RFC: Where to put new tool, related to C++11 Migrator, that has external deps

Hi all,

I've been playing with putting together a prototype to merge changes made to headers from the points of view of different translation units by the C++11 Migrator. Each translation unit sees a clean, un-transformed copy of every header it uses and changes made to source that happens to live in a header is saved to disk so that it doesn't disrupt the original file. The problem is then merging all these changes after the migrator is done. Since the merging of changes is rather crucial to the migrator being able to change headers I thought I'd speed things up somewhat and try using SCM to do the merging for me. So the prototype I'm building uses libgit2 (http://libgit2.github.com/).

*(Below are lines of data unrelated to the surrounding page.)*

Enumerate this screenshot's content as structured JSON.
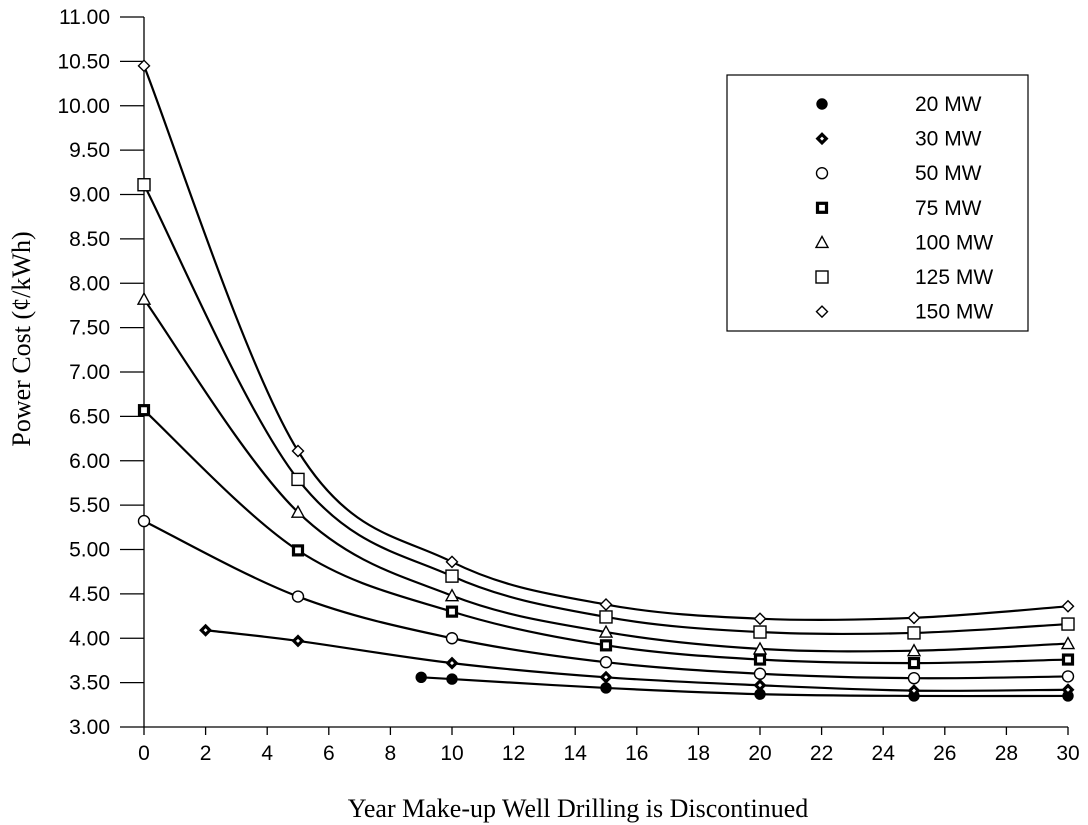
{
  "chart_data": {
    "type": "line",
    "title": "",
    "xlabel": "Year Make-up Well Drilling is Discontinued",
    "ylabel": "Power Cost (¢/kWh)",
    "xlim": [
      0,
      30
    ],
    "ylim": [
      3.0,
      11.0
    ],
    "x_ticks": [
      "0",
      "2",
      "4",
      "6",
      "8",
      "10",
      "12",
      "14",
      "16",
      "18",
      "20",
      "22",
      "24",
      "26",
      "28",
      "30"
    ],
    "y_ticks": [
      "3.00",
      "3.50",
      "4.00",
      "4.50",
      "5.00",
      "5.50",
      "6.00",
      "6.50",
      "7.00",
      "7.50",
      "8.00",
      "8.50",
      "9.00",
      "9.50",
      "10.00",
      "10.50",
      "11.00"
    ],
    "grid": false,
    "legend_position": "top-right",
    "series": [
      {
        "name": "20 MW",
        "marker": "filled-circle",
        "x": [
          9,
          10,
          15,
          20,
          25,
          30
        ],
        "y": [
          3.56,
          3.54,
          3.44,
          3.37,
          3.35,
          3.35
        ]
      },
      {
        "name": "30 MW",
        "marker": "filled-diamond",
        "x": [
          2,
          5,
          10,
          15,
          20,
          25,
          30
        ],
        "y": [
          4.09,
          3.97,
          3.72,
          3.56,
          3.47,
          3.41,
          3.42
        ]
      },
      {
        "name": "50 MW",
        "marker": "open-circle",
        "x": [
          0,
          5,
          10,
          15,
          20,
          25,
          30
        ],
        "y": [
          5.32,
          4.47,
          4.0,
          3.73,
          3.6,
          3.55,
          3.57
        ]
      },
      {
        "name": "75 MW",
        "marker": "bold-square",
        "x": [
          0,
          5,
          10,
          15,
          20,
          25,
          30
        ],
        "y": [
          6.57,
          4.99,
          4.3,
          3.92,
          3.76,
          3.72,
          3.76
        ]
      },
      {
        "name": "100 MW",
        "marker": "open-triangle",
        "x": [
          0,
          5,
          10,
          15,
          20,
          25,
          30
        ],
        "y": [
          7.82,
          5.42,
          4.48,
          4.07,
          3.88,
          3.86,
          3.94
        ]
      },
      {
        "name": "125 MW",
        "marker": "open-square",
        "x": [
          0,
          5,
          10,
          15,
          20,
          25,
          30
        ],
        "y": [
          9.11,
          5.79,
          4.7,
          4.24,
          4.07,
          4.06,
          4.16
        ]
      },
      {
        "name": "150 MW",
        "marker": "open-diamond",
        "x": [
          0,
          5,
          10,
          15,
          20,
          25,
          30
        ],
        "y": [
          10.45,
          6.11,
          4.86,
          4.38,
          4.22,
          4.23,
          4.36
        ]
      }
    ]
  }
}
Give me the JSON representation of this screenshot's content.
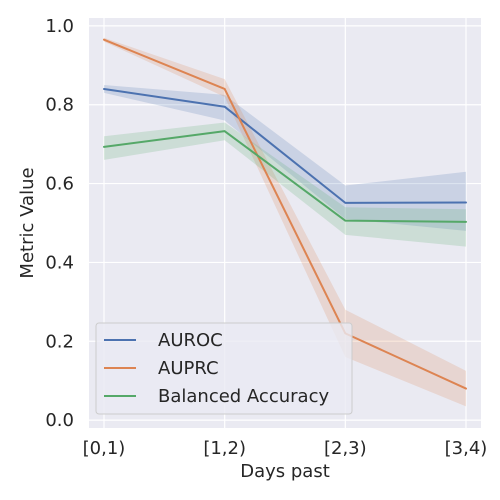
{
  "chart_data": {
    "type": "line",
    "title": "",
    "xlabel": "Days past",
    "ylabel": "Metric Value",
    "categories": [
      "[0,1)",
      "[1,2)",
      "[2,3)",
      "[3,4)"
    ],
    "ylim": [
      -0.02,
      1.02
    ],
    "yticks": [
      0.0,
      0.2,
      0.4,
      0.6,
      0.8,
      1.0
    ],
    "ytick_labels": [
      "0.0",
      "0.2",
      "0.4",
      "0.6",
      "0.8",
      "1.0"
    ],
    "grid": true,
    "legend_position": "lower-left",
    "series": [
      {
        "name": "AUROC",
        "color": "#4c72b0",
        "values": [
          0.84,
          0.795,
          0.551,
          0.552
        ],
        "lower": [
          0.83,
          0.76,
          0.51,
          0.48
        ],
        "upper": [
          0.85,
          0.825,
          0.595,
          0.63
        ]
      },
      {
        "name": "AUPRC",
        "color": "#dd8452",
        "values": [
          0.965,
          0.84,
          0.22,
          0.08
        ],
        "lower": [
          0.96,
          0.82,
          0.16,
          0.035
        ],
        "upper": [
          0.97,
          0.865,
          0.28,
          0.125
        ]
      },
      {
        "name": "Balanced Accuracy",
        "color": "#55a868",
        "values": [
          0.693,
          0.733,
          0.506,
          0.503
        ],
        "lower": [
          0.66,
          0.71,
          0.47,
          0.44
        ],
        "upper": [
          0.72,
          0.755,
          0.54,
          0.535
        ]
      }
    ]
  }
}
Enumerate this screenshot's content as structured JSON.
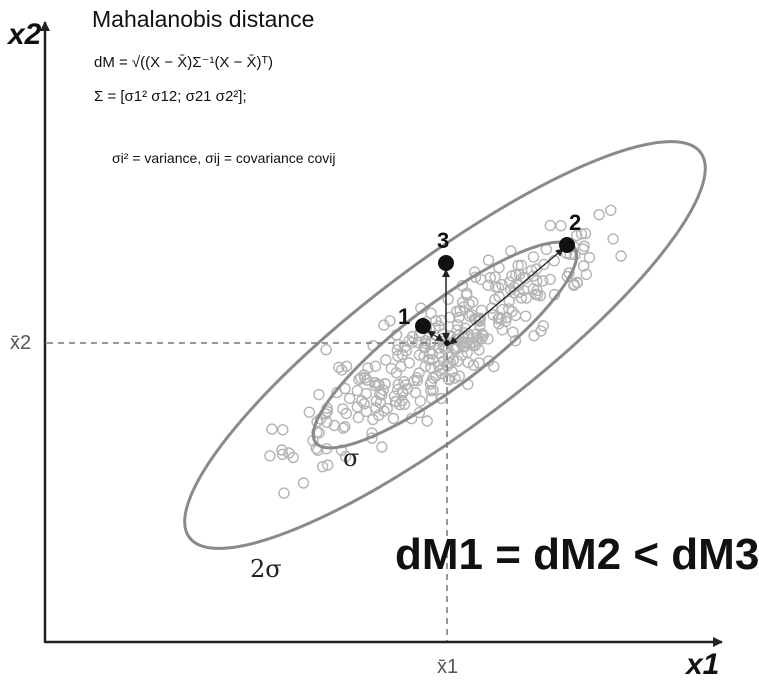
{
  "title": "Mahalanobis distance",
  "formula_distance": "dM = √((X − X̄)Σ⁻¹(X − X̄)ᵀ)",
  "formula_covariance_matrix": "Σ = [σ1²  σ12; σ21  σ2²];",
  "formula_legend": "σi² = variance, σij = covariance covij",
  "axis_x_label": "x1",
  "axis_y_label": "x2",
  "mean_x_label": "x̄1",
  "mean_y_label": "x̄2",
  "ellipse_inner_label": "σ",
  "ellipse_outer_label": "2σ",
  "point_labels": [
    "1",
    "2",
    "3"
  ],
  "result_text": "dM1 = dM2 < dM3",
  "colors": {
    "axis": "#222222",
    "ellipse": "#8a8a8a",
    "scatter": "#b4b4b4",
    "points": "#111111",
    "guides": "#777777"
  }
}
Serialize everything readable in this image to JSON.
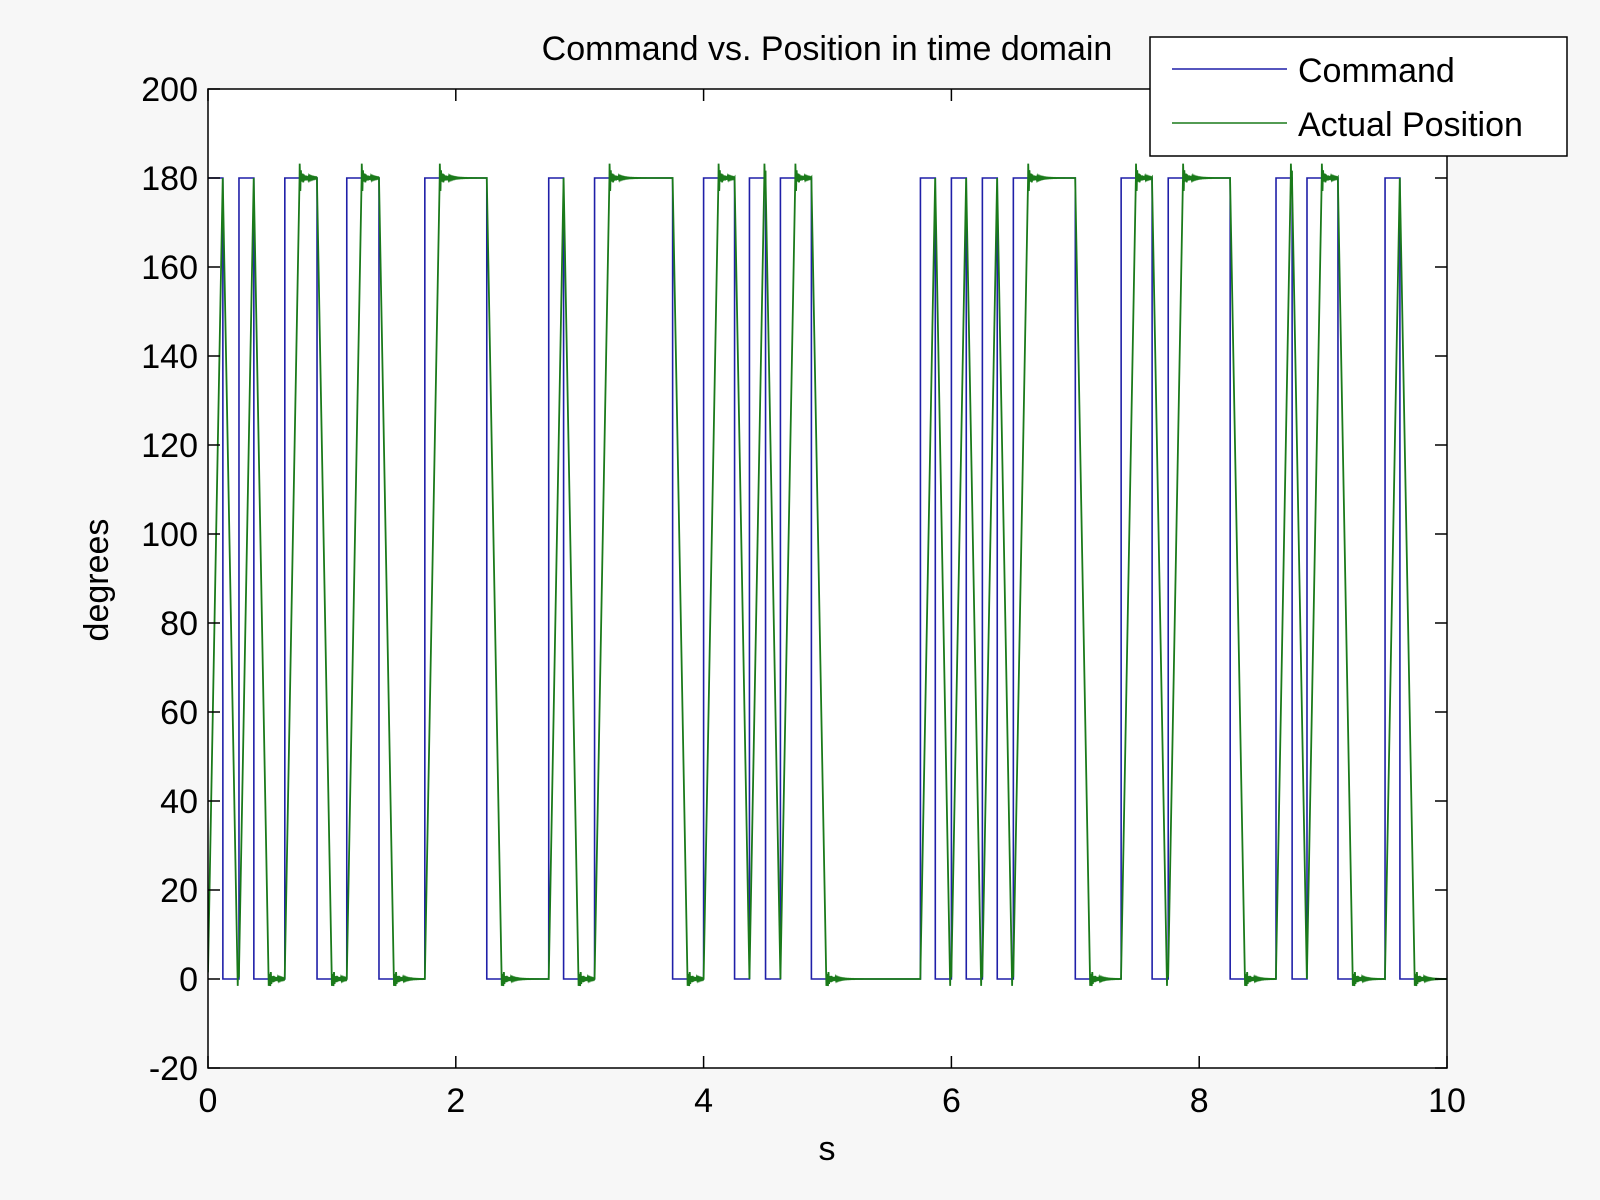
{
  "chart_data": {
    "type": "line",
    "title": "Command vs. Position in time domain",
    "xlabel": "s",
    "ylabel": "degrees",
    "xlim": [
      0,
      10
    ],
    "ylim": [
      -20,
      200
    ],
    "xticks": [
      0,
      2,
      4,
      6,
      8,
      10
    ],
    "yticks": [
      -20,
      0,
      20,
      40,
      60,
      80,
      100,
      120,
      140,
      160,
      180,
      200
    ],
    "xtick_labels": [
      "0",
      "2",
      "4",
      "6",
      "8",
      "10"
    ],
    "ytick_labels": [
      "-20",
      "0",
      "20",
      "40",
      "60",
      "80",
      "100",
      "120",
      "140",
      "160",
      "180",
      "200"
    ],
    "grid": false,
    "legend_position": "top-right",
    "series": [
      {
        "name": "Command",
        "color": "#1f1fa8",
        "style": "step",
        "high_intervals": [
          [
            0.0,
            0.12
          ],
          [
            0.25,
            0.37
          ],
          [
            0.62,
            0.88
          ],
          [
            1.12,
            1.38
          ],
          [
            1.75,
            2.25
          ],
          [
            2.75,
            2.87
          ],
          [
            3.12,
            3.75
          ],
          [
            4.0,
            4.25
          ],
          [
            4.37,
            4.5
          ],
          [
            4.62,
            4.87
          ],
          [
            5.75,
            5.87
          ],
          [
            6.0,
            6.12
          ],
          [
            6.25,
            6.37
          ],
          [
            6.5,
            7.0
          ],
          [
            7.37,
            7.62
          ],
          [
            7.75,
            8.25
          ],
          [
            8.62,
            8.75
          ],
          [
            8.87,
            9.12
          ],
          [
            9.5,
            9.62
          ]
        ],
        "high_value": 180,
        "low_value": 0
      },
      {
        "name": "Actual Position",
        "color": "#1a7a1a",
        "style": "second-order-response",
        "overshoot_peak": 183,
        "undershoot_min": -3,
        "rise_time_s": 0.12,
        "high_value": 180,
        "low_value": 0
      }
    ]
  }
}
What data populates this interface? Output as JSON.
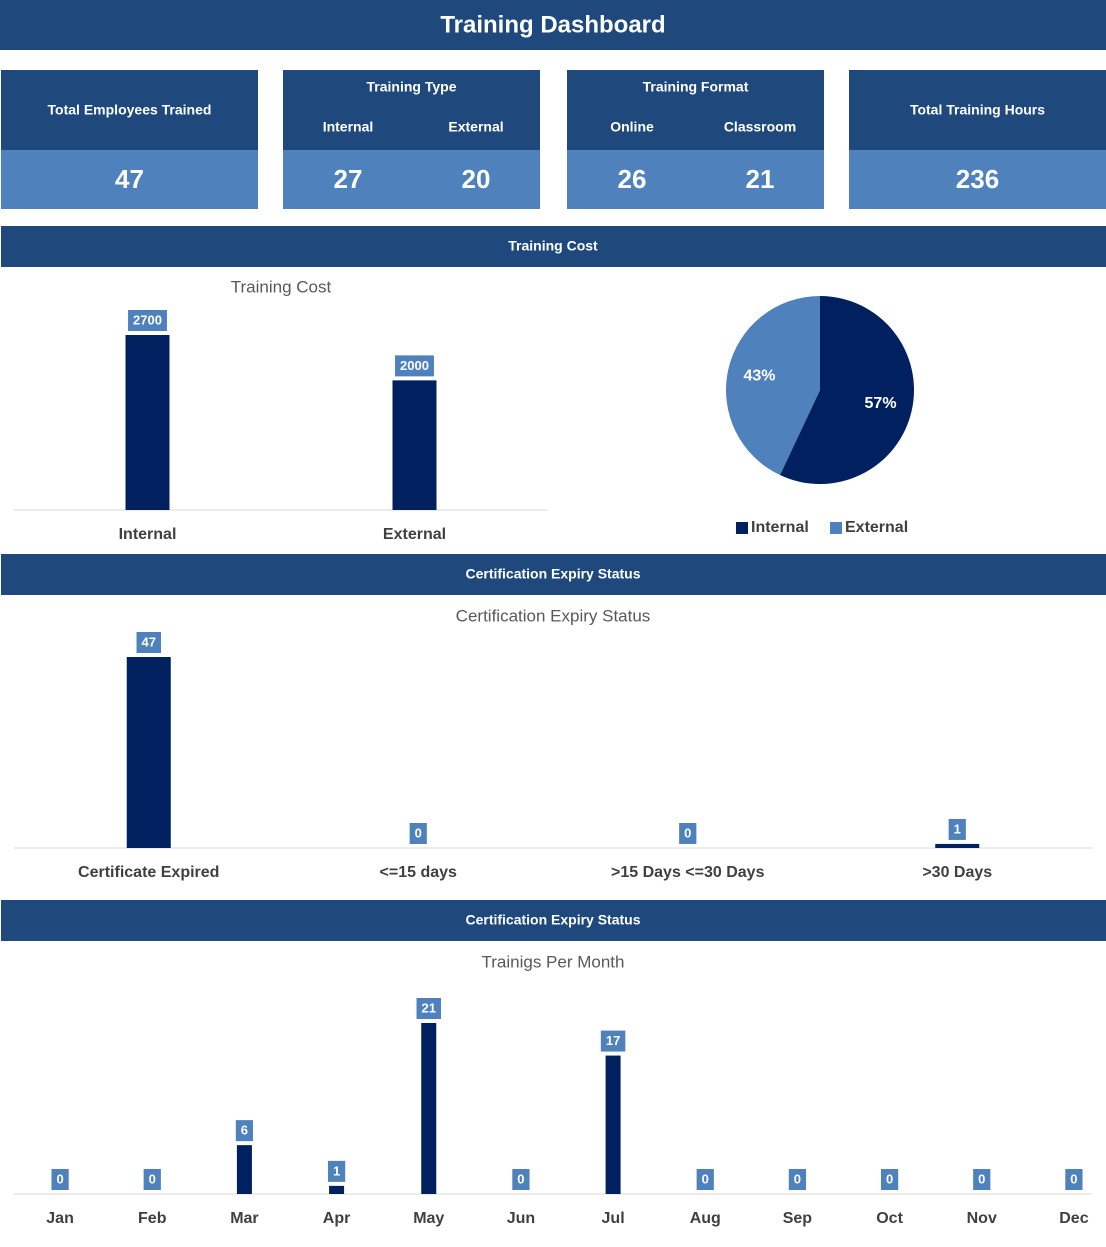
{
  "header": {
    "title": "Training Dashboard"
  },
  "kpis": [
    {
      "title": "Total Employees Trained",
      "items": [
        {
          "value": 47
        }
      ]
    },
    {
      "title": "Training Type",
      "items": [
        {
          "label": "Internal",
          "value": 27
        },
        {
          "label": "External",
          "value": 20
        }
      ]
    },
    {
      "title": "Training Format",
      "items": [
        {
          "label": "Online",
          "value": 26
        },
        {
          "label": "Classroom",
          "value": 21
        }
      ]
    },
    {
      "title": "Total Training Hours",
      "items": [
        {
          "value": 236
        }
      ]
    }
  ],
  "sections": [
    "Training Cost",
    "Certification Expiry Status",
    "Certification Expiry Status"
  ],
  "chart_data": [
    {
      "type": "bar",
      "title": "Training Cost",
      "categories": [
        "Internal",
        "External"
      ],
      "values": [
        2700,
        2000
      ],
      "color": "#002060",
      "label_color": "#4f81bd"
    },
    {
      "type": "pie",
      "categories": [
        "Internal",
        "External"
      ],
      "values": [
        57,
        43
      ],
      "value_labels": [
        "57%",
        "43%"
      ],
      "colors": [
        "#002060",
        "#4f81bd"
      ]
    },
    {
      "type": "bar",
      "title": "Certification Expiry Status",
      "categories": [
        "Certificate Expired",
        "<=15 days",
        ">15 Days <=30 Days",
        ">30 Days"
      ],
      "values": [
        47,
        0,
        0,
        1
      ],
      "color": "#002060",
      "label_color": "#4f81bd"
    },
    {
      "type": "bar",
      "title": "Trainigs Per Month",
      "categories": [
        "Jan",
        "Feb",
        "Mar",
        "Apr",
        "May",
        "Jun",
        "Jul",
        "Aug",
        "Sep",
        "Oct",
        "Nov",
        "Dec"
      ],
      "values": [
        0,
        0,
        6,
        1,
        21,
        0,
        17,
        0,
        0,
        0,
        0,
        0
      ],
      "color": "#002060",
      "label_color": "#4f81bd"
    }
  ]
}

So far, I've stored this tool on github (https://github.com/revane/libgit) but I'm curious if it has a place in clang-tools-extra. I know the third-party dependency is likely to be a sticking point so I thought I'd get the opinions of the community.

Manuel, didn’t you guys at google deal with this issue with protobuf + mapreduce? Do you guys have a simple way of merging the changes?

– Sean Silva

+djasper, who has been doing some work in that area

we definitely do not use any merge tools; they’re imo mainly useful if you have unknown other changes, but in our case everything is known. Simply applying everything on a single Rewriter should do exactly what you want - the main problem is:

  • find a good on-disk representation
  • have a small program to slurp it in and apply the changes, if possible with multi-threading

The reason we haven’t contributed any of that upstream yet is:

  • need to learn how to do multi-threading with LLVM libs
  • need a good way to store the intermediate representation (probably should be YAML)


I basically don’t have much to add to what Manuel said. Just additional thoughts why merge-tools won’t be a generic solution:

  1. You can’t apply overlapping edits. With mergetools the lines can’t overlap. If you know the refactoring more precisely, you can get away with the byte-ranges not overlapping. I don’t consider this a must-have, but it is definitely a disadvantage of merge-tools. However, the important fact stands: You cannot apply overlapping edits either way.
  2. A single refactoring step (e.g. turning a normal for-loop into a range-based for loop) touches code at multiple places.
  3. The conclusion of #1 and #2 together is that you need to guarantee that a refactoring step is done atomically (either completely or not at all) and I don’t see a way to do that with merge tools.